「令和6年度近畿地方発明表彰」において「中小企業庁長官賞」および「発明奨励賞」を受賞 ~セットアップの迅速化、省人化、および装置の安全稼働を支える技術が高く評価~
2024/11/28
株式会社イシダはこのたび、公益社団法人発明協会が主催する「令和6年度近畿地方発明表彰」において、当社の計量装置に関する発明が「中小企業庁長官賞」および「実施功績賞」を、包装装置に関する発明が「発明奨励賞」を受賞しましたことをお知らせいたします。
地方発明表彰は、全国を8ブロックに分け、各地域において優れた発明・考案を完成させた方々や、その実施に尽力した方々の功績を称えるものです。今回、生産現場におけるセットアップ作業の迅速化や、作業の安全確保といった課題に対し、スキルフリー化と高度な安全制御によって生産性と安全性を両立させた技術が評価されました。「中小企業庁長官賞」は、本表彰における特別賞の一つです。
11月28日、奈良市内にて表彰式が行われました。
【中小企業庁長官賞】
受賞対象:フィルタ選択の作業負担を削減した計量装置(特許第5960939号)
※あわせて、本件の実施功績により、代表取締役社長 石田 隆英が「実施功績賞」を受賞いたしました。
■ 発明の概要
製品の重量検査を行うウェイトチェッカー「DACS-GNシリーズ」において、計量精度を左右する「デジタルフィルタ」の設定作業を効率化する技術です。従来、最適なフィルタを選ぶには、設定を変えるたびに何度も実物品を流して確認する必要がありました。本技術は、実物品を一度流した際の計量信号(原信号)を記憶し、異なるフィルタを掛けた結果を画面上で一括シミュレーションします。
■ 開発の背景とメリット
生産現場では、製品の切り替えごとに迅速かつ正確なフィルタ設定が求められます。本技術の導入により、以下の成果を実現しました。
・設定時間の大幅短縮: フィルタを切り替え、サンプルとなる物品を搬送して波形を確認する作業の削減(従来3〜5回繰り返していた作業を1回に)。調整時間を約15〜25分削減。

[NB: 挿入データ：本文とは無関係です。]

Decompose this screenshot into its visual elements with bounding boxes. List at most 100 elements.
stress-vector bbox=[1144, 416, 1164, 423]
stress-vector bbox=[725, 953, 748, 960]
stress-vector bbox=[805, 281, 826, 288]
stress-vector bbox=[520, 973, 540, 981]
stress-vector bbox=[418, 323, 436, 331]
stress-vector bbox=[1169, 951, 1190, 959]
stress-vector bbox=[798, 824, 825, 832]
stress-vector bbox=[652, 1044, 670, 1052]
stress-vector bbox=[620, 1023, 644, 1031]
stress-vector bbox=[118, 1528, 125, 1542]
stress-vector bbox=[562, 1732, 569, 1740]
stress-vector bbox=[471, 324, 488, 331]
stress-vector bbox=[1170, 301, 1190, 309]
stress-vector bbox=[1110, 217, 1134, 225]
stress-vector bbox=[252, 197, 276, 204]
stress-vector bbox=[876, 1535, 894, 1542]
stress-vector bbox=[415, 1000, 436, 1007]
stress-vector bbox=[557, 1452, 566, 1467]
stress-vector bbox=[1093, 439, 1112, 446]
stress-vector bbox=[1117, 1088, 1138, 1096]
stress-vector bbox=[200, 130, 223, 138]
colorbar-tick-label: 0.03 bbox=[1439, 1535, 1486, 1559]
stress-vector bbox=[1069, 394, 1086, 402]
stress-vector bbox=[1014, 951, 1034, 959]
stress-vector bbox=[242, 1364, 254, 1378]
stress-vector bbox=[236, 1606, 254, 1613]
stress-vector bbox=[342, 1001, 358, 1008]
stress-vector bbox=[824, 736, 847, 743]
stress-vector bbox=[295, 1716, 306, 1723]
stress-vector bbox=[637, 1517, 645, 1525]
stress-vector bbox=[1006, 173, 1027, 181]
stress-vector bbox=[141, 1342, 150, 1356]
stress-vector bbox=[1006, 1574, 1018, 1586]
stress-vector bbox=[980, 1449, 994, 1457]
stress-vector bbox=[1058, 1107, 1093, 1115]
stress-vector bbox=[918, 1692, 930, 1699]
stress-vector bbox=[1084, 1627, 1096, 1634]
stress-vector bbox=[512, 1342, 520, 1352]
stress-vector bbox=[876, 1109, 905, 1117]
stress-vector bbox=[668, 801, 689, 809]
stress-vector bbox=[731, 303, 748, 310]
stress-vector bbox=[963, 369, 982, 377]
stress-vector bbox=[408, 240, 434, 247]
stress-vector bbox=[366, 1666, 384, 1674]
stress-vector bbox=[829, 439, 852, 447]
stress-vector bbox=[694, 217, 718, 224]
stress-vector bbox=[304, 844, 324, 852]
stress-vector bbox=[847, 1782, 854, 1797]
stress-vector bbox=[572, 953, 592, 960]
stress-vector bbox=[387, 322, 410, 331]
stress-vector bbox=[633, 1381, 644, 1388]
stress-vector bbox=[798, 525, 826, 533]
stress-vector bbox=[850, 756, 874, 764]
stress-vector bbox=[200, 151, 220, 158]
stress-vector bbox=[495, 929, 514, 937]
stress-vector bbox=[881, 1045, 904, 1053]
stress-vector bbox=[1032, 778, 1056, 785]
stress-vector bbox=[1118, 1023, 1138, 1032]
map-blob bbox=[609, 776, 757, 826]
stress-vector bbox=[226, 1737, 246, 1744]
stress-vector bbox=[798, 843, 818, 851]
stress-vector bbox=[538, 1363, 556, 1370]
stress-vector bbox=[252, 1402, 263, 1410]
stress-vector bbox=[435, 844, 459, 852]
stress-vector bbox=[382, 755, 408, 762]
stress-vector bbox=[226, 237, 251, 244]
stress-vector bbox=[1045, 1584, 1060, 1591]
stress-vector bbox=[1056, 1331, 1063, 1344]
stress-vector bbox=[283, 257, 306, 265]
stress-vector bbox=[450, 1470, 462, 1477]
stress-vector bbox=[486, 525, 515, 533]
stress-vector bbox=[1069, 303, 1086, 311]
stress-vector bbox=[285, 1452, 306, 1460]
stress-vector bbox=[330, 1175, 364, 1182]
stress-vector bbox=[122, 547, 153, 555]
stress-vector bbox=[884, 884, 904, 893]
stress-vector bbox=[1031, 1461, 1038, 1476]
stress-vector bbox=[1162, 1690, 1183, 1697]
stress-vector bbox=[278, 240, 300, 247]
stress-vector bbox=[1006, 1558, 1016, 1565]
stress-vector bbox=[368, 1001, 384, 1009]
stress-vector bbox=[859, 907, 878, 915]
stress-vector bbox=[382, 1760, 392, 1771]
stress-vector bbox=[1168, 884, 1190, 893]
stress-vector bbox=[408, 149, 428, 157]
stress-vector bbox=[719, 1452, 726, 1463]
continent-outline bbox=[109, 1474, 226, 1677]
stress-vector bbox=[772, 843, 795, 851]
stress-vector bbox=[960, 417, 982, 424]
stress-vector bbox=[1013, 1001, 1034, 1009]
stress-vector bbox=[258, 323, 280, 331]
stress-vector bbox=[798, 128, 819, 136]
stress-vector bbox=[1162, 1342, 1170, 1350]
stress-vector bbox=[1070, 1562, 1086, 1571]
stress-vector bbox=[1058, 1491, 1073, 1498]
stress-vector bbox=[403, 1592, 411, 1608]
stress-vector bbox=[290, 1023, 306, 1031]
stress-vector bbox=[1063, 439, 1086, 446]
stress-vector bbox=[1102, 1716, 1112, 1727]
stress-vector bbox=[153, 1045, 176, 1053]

・生産性の向上: セットアップに伴うライン停止時間を最小限に抑え、工場全体の稼働・率向上に寄与。
・スキルフリーの実現: 複数のフィルタ結果を画面上で視覚的に比較できるため、熟練者の経験に頼らず最適な設定が可能に。
・グローバル対応の容易化: 知識や経験の少ない海外の現場でも、高精度な調整を容易に行える環境を提供。

▶製品情報はこちら(ウェイトチェッカー DACS-GN)
【発明奨励賞】
受賞対象:負荷に応じて適切に停止する包装装置(特許第6795293号)
■ 発明の概要
スーパーのバックヤードなどで活躍する自動計量包装値付機「WM-AIシリーズ」において、商品を包装部へ送り込む際の安全制御に関する技術です。トレーを押す「プッシャ」にかかる負荷を検知し、異常時に装置を停止させます。本技術は、商品の重量(負荷)に応じた複数の停止基準値を設定できるため、重い商品から軽い商品まで、それぞれに最適な感度で異常を検知します。
■ 開発の背景とメリット
従来の単一基準値による制御では、軽い商品において確実に異常停止するように設定すると、重い商品では正常稼働時でも不要に停止してしまう課題がありました。本技術の導入により、以下の成果を実現しました。
・安全性の確保: 軽い商品でも、噛み込みや作業者の接触を即座に検知して停止。追加センサなしで高い安全性を確保。
・製品・装置の破損防止: 異常時に即座に停止することで、商品の破損や装置の故障(チェーンや歯車の欠け等)を抑制。
・誤停止の防止: 商品ごとに適切な基準値を設定できるため、重い商品でも正常稼働時の不要な停止を防ぎ、スムーズな作業を継続。
・装置のコンパクト化: モータ負荷のみで検知を行うため、外付けセンサが不要。海外メーカ機と比較して約半分(当社調べ)の省スペース設置を実現。

▶製品情報はこちら(自動計量包装値付機 WM-AI LX)
当社は今後も、現場で培った知見と技術力を活かした新たな価値創出により、お客様の課題解決と社会の発展に貢献してまいります。